I read it in a novel or I
saw it in a movie. "The Game." It involved international diplomacy or
the tactics of war. Before you make a move, you assess the reactions of all the
players. What actions will your actions precipitate?
When you,
wonderful women of Simmons, enter the world and attain positions of power,
remember The Game. If you plan to change the dining offerings and feeding times
at Bartol, consider the reactions of all those involved. AND, if you sense that
reaction will be negative, consider ways of winning over the hearts and minds
of those involved BEFORE you make those changes. This is called good public
relations.
Bob White
Cheerful
Professor of Communications

To the Editor
Mother Simmons is
fiscally stronger. She is getting stronger still. But there has been a price.
There have been
sacrifices. One is hard of hearing. One has a withered arm. One is just
married. One is gay. Another is straight. One is black. Another is not. One is
white. Another is not. I have known several for many years. They are fighting
cancer in their families. They are Simmons alumnae. One sang greetings to me in
the halls.
They are our fallen,
our disappeared. They were fired. They had to be fired. Counselors comforted
them when they were let go. There were no grief counselors for the rest of us.
There was weeping. There is weeping.
Those who remain
work harder now. They have to work harder. I thank them every day. Every
morning they are in my prayers. Staff, faculty, administrators.
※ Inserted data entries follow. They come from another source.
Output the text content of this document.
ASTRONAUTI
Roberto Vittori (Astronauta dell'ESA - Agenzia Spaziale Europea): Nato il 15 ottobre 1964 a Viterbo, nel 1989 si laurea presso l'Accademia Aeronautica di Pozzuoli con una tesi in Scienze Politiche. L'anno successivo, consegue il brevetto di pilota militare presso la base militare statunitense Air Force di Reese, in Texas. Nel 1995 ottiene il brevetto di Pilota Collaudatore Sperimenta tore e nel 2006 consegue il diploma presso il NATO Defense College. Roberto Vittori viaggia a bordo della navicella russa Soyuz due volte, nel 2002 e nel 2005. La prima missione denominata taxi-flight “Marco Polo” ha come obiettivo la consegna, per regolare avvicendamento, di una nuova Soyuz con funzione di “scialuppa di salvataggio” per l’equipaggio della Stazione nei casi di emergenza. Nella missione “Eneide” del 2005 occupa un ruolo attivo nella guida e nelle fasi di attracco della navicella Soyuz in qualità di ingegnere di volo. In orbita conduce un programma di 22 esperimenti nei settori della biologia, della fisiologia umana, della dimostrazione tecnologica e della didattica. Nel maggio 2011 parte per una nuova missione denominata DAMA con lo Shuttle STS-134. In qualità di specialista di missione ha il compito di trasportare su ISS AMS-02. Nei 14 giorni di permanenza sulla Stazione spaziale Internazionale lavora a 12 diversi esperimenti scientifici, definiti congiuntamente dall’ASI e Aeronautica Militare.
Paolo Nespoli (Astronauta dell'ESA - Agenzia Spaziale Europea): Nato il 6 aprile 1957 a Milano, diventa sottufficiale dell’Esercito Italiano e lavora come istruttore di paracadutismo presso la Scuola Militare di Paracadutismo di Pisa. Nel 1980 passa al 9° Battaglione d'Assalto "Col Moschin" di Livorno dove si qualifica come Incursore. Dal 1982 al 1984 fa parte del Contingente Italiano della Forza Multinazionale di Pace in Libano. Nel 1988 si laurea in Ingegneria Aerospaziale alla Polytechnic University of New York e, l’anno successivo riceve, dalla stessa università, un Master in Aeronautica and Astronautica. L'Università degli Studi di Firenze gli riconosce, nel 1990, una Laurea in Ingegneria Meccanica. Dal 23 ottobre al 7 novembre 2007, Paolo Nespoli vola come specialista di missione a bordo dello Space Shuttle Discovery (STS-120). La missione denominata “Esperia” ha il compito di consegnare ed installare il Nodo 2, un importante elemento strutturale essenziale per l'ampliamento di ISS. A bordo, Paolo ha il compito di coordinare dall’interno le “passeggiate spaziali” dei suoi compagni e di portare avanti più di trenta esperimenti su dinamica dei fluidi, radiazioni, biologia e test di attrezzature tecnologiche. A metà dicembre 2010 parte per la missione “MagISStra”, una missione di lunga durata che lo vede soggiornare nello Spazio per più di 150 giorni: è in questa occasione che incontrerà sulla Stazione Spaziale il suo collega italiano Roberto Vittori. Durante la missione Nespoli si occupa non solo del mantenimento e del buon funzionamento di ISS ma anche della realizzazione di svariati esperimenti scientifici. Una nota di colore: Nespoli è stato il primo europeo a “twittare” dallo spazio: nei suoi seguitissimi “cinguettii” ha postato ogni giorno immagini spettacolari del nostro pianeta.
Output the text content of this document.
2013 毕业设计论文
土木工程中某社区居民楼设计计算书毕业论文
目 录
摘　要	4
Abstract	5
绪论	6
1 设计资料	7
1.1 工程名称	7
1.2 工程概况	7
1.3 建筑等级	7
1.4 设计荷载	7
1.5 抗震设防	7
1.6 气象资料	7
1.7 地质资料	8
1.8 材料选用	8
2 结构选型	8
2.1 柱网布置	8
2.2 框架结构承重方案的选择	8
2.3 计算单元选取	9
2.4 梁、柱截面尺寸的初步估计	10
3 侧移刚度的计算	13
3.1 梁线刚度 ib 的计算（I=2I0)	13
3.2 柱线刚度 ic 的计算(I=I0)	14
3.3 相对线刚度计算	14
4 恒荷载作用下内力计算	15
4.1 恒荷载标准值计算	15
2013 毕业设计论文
Those who are
gone, and those who still remain.
Bob White
Professor of
Communications

Instructional
Notes on the imaginary creation of an imaginary editorial cartoon.
Type the words
Simmons Dot Com.
Illustrate with a
barcode. You know, that stamp of black lines on that bag of chips used to keep
track of costs and inventory. Make this the college seal.
Now, Draw with
your own hands the words Simmons Dot Edu.
Pick up pen and
ink and brush and paint and illustrate in color a Tree with deep strong roots
and branches covered with leaves of many shapes, all reaching higher and higher
into the sky. Make this the College Seal.
Pay attention
now. One is indeed more beautiful than the other.